The demand had little apparent effect, and while some may have left in the last 24 hours, it appeared last night that most had decided to stay put. Meanwhile, violence continued to rock other parts of the city centre as heavily armed troops clashed with protesters carrying petrol bombs and fireworks. The authorities claim some of the protesters are also carrying guns, though this is disputed.

"We are not yet ready to leave. We have not yet received democracy," said Tom Mai, a 39-year-old woman from the north-east of Thailand, who was sitting in the grounds of a temple inside the Red Shirts' area. One of her fellow protesters, a Bangkok resident who gave his name as Tom, said people had decided to stay. Asked what they would do if troops decided to storm the encampment, he said: "We are ready to fight with our bare hands. We will use our fists to take the guns from the soldiers. How can these soldiers fire on women?"

Yesterday evening the mood appeared more relaxed than it had in recent days. That may have been because of reports suggesting that talks between the protesters and the government could soon be restarted. One of the Red Shirts' leaders, Nattawut Saikua, spoke to the government's chief negotiator, Korbsak Sabhavasu, for five minutes. Mr Korbsak later told reporters the Red Shirts' leader proposed a ceasefire and that he had responded by saying the army would stop shooting if all protesters pulled back to the core protest site. "If they call their people back ... there will be no single bullet fired by the soldiers," he said.

The fighting on the streets of Bangkok has been bloody and brutal. At least 37 people – almost all of them civilians – have been killed by the army and more than 250 injured since last Thursday. Many of the dead were killed by bullet wounds to the head, bolstering the claims of protesters that army snipers have been operating a shoot-to-kill policy.

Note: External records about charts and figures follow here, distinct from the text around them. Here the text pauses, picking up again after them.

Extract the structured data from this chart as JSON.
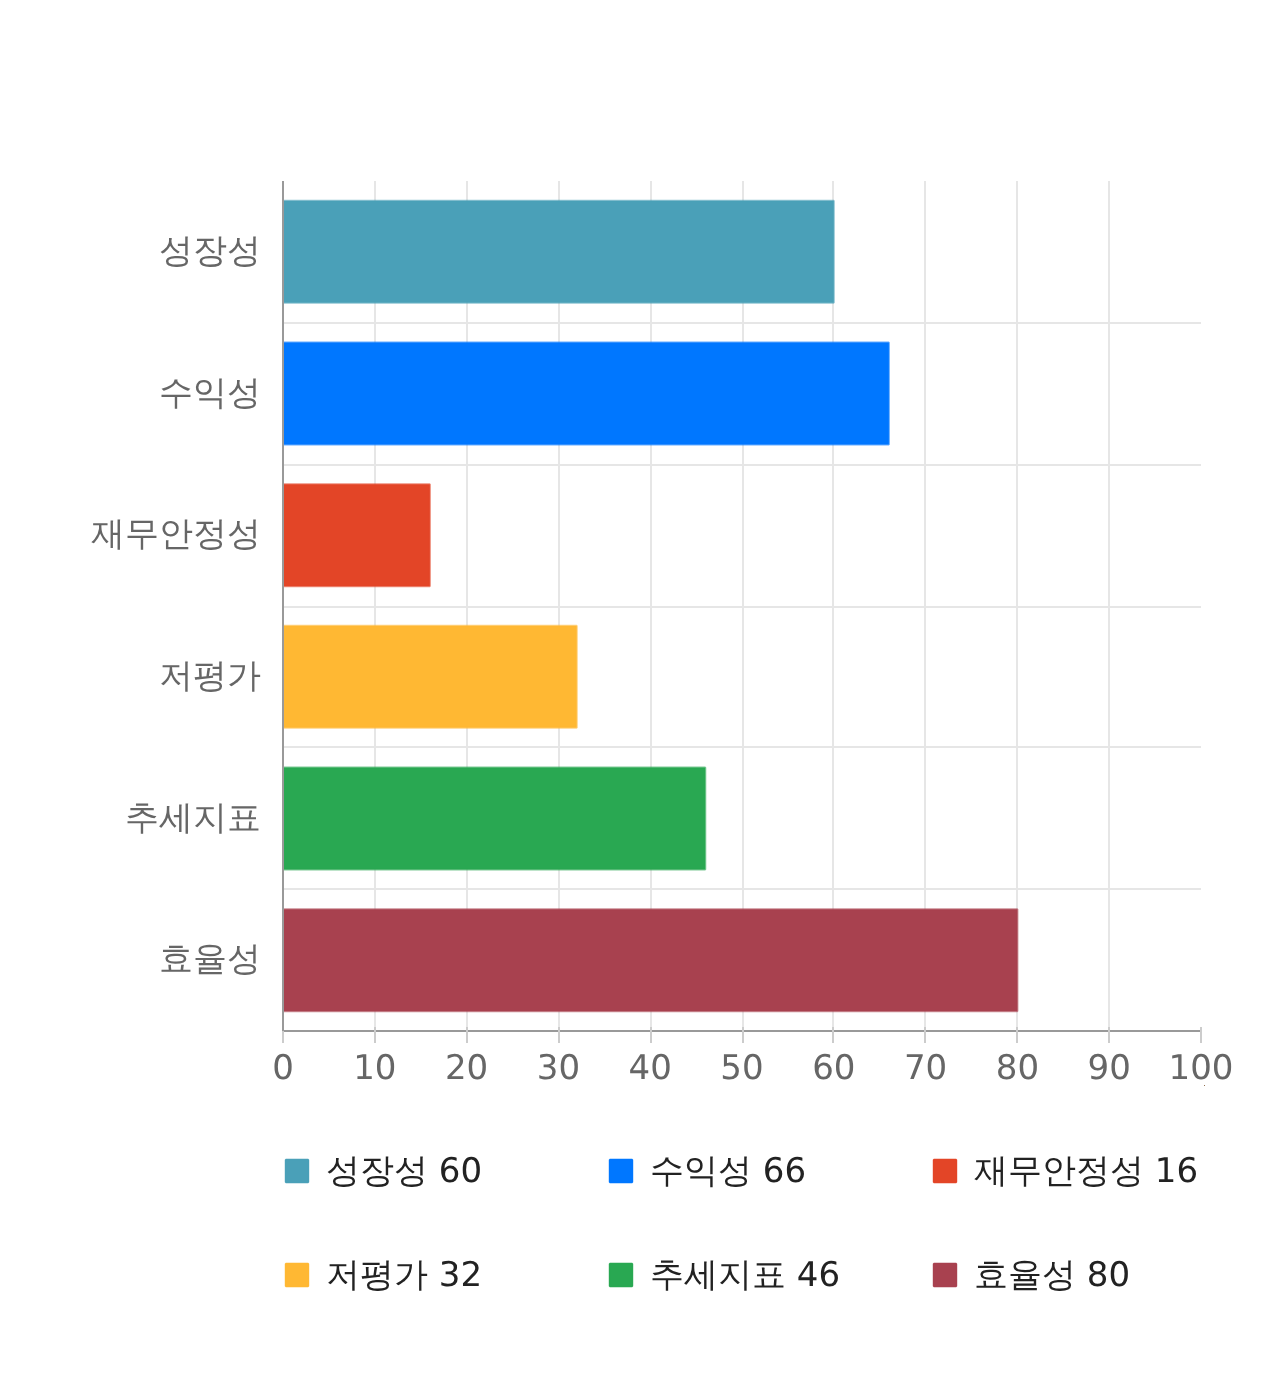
{
  "chart_data": {
    "type": "bar",
    "orientation": "horizontal",
    "stacked": true,
    "categories": [
      "성장성",
      "수익성",
      "재무안정성",
      "저평가",
      "추세지표",
      "효율성"
    ],
    "series": [
      {
        "name": "성장성 60",
        "color": "#4aa0b8",
        "values": [
          60,
          null,
          null,
          null,
          null,
          null
        ]
      },
      {
        "name": "수익성 66",
        "color": "#0077ff",
        "values": [
          null,
          66,
          null,
          null,
          null,
          null
        ]
      },
      {
        "name": "재무안정성 16",
        "color": "#e34527",
        "values": [
          null,
          null,
          16,
          null,
          null,
          null
        ]
      },
      {
        "name": "저평가 32",
        "color": "#ffb833",
        "values": [
          null,
          null,
          null,
          32,
          null,
          null
        ]
      },
      {
        "name": "추세지표 46",
        "color": "#29a852",
        "values": [
          null,
          null,
          null,
          null,
          46,
          null
        ]
      },
      {
        "name": "효율성 80",
        "color": "#a8414f",
        "values": [
          null,
          null,
          null,
          null,
          null,
          80
        ]
      }
    ],
    "xlim": [
      0,
      100
    ],
    "xticks": [
      0,
      10,
      20,
      30,
      40,
      50,
      60,
      70,
      80,
      90,
      100
    ],
    "grid": true,
    "legend": "bottom"
  }
}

Large parts of the city have been turned into no-go areas as troops seek to encircle the protesters, who are seeking to force the resignation of prime minister Abhisit Vejjajiva and the holding of new elections. Many of the protesters are supporters of the former prime minister Thaksin Shinawatra, who was forced from office by a military coup in 2006.

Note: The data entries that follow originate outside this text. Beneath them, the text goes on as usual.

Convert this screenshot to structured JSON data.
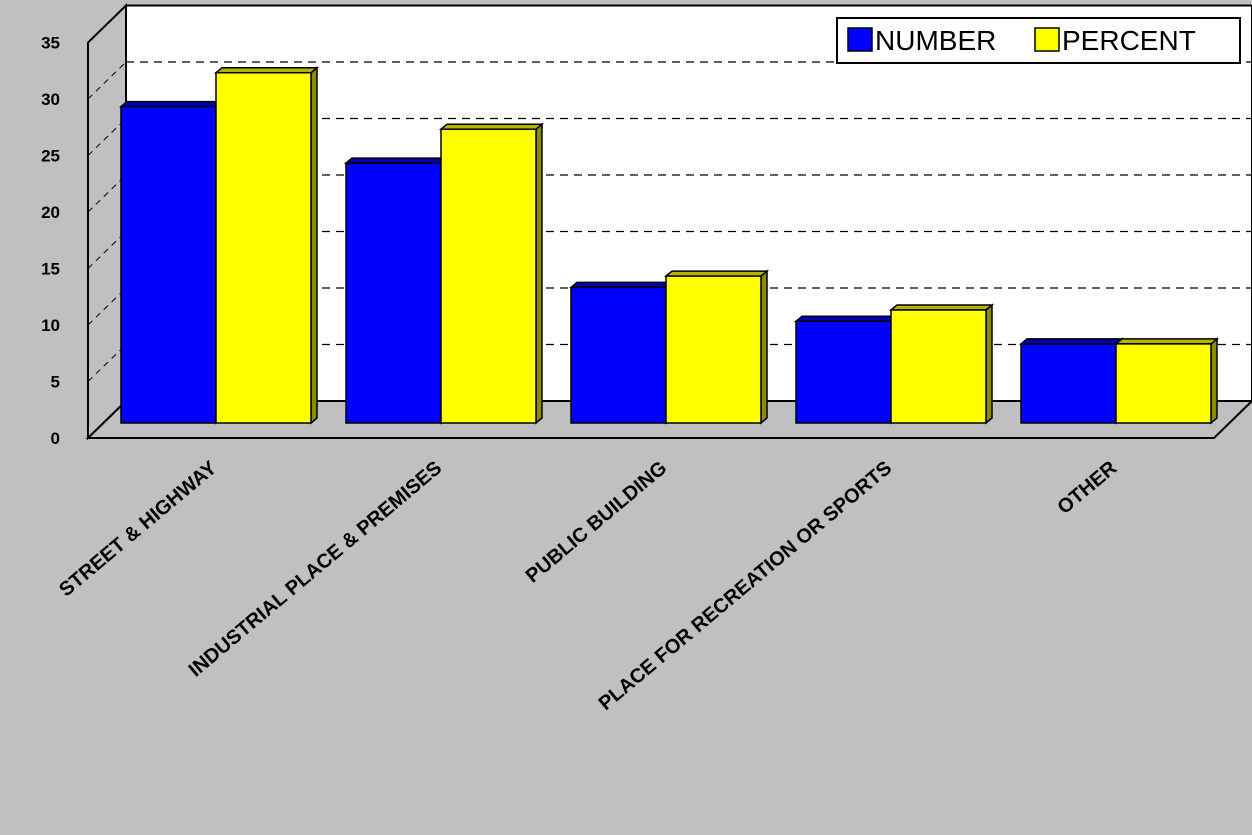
{
  "chart_data": {
    "type": "bar",
    "title": "",
    "xlabel": "",
    "ylabel": "",
    "ylim": [
      0,
      35
    ],
    "yticks": [
      0,
      5,
      10,
      15,
      20,
      25,
      30,
      35
    ],
    "categories": [
      "STREET & HIGHWAY",
      "INDUSTRIAL PLACE & PREMISES",
      "PUBLIC BUILDING",
      "PLACE FOR RECREATION OR SPORTS",
      "OTHER"
    ],
    "series": [
      {
        "name": "NUMBER",
        "color": "#0000ff",
        "values": [
          28,
          23,
          12,
          9,
          7
        ]
      },
      {
        "name": "PERCENT",
        "color": "#ffff00",
        "values": [
          31,
          26,
          13,
          10,
          7
        ]
      }
    ],
    "grid": true,
    "gridstyle": "dashed",
    "three_d": true,
    "legend_position": "top-right"
  }
}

Earlier, the prime minister's chief spokesman told The Independent that the crisis in Bangkok had social causes. In an interview at the headquarters of the 11th Infantry Regiment, where Mr Abhisit has been holed up for almost two months, Panitan Wattanayagorn, said: "The protests are based on political problems that have existed for years. There are political problems and issues such as poverty. On the other hand, the problems are being exacerbated by extremist elements."

A semi-divine monarch

*For a man whose canny political manoeuvring has taken the monarchy from irrelevance to one of Thailand's most powerful institutions, King Bhumibol Adulyadej has been remarkably silent on the latest violent upheavals.

The world's longest-reigning monarch, who came to the throne in 1946 after the mysterious shooting of his brother, is ill and has barely spoken about the current demonstrations. However, he has previously intervened in disputes. On this day 18 years ago, Thailand's premier ordered troops to fire on demonstrators opposed to his rule, killing scores.

Two days later, television pictures showed the King reprimanding the premier and the protest leader, and within hours the crisis was over. Thai watchers suggest the King has rebuilt the state around his throne. He has overseen 16 constitutions and 24 prime ministers while remaining revered as a demigod by many Thais. He is an accomplished sailor and keen photographer.

But the impending succession will be a defining moment. Rumours of the King's death spooked the markets last year. Crown Prince Vajiralongkorn, seen as an ally of former prime minister Thaksin Shinawatra, is unpopular. Many see the current disturbances as part of pre-succession jockeying for position.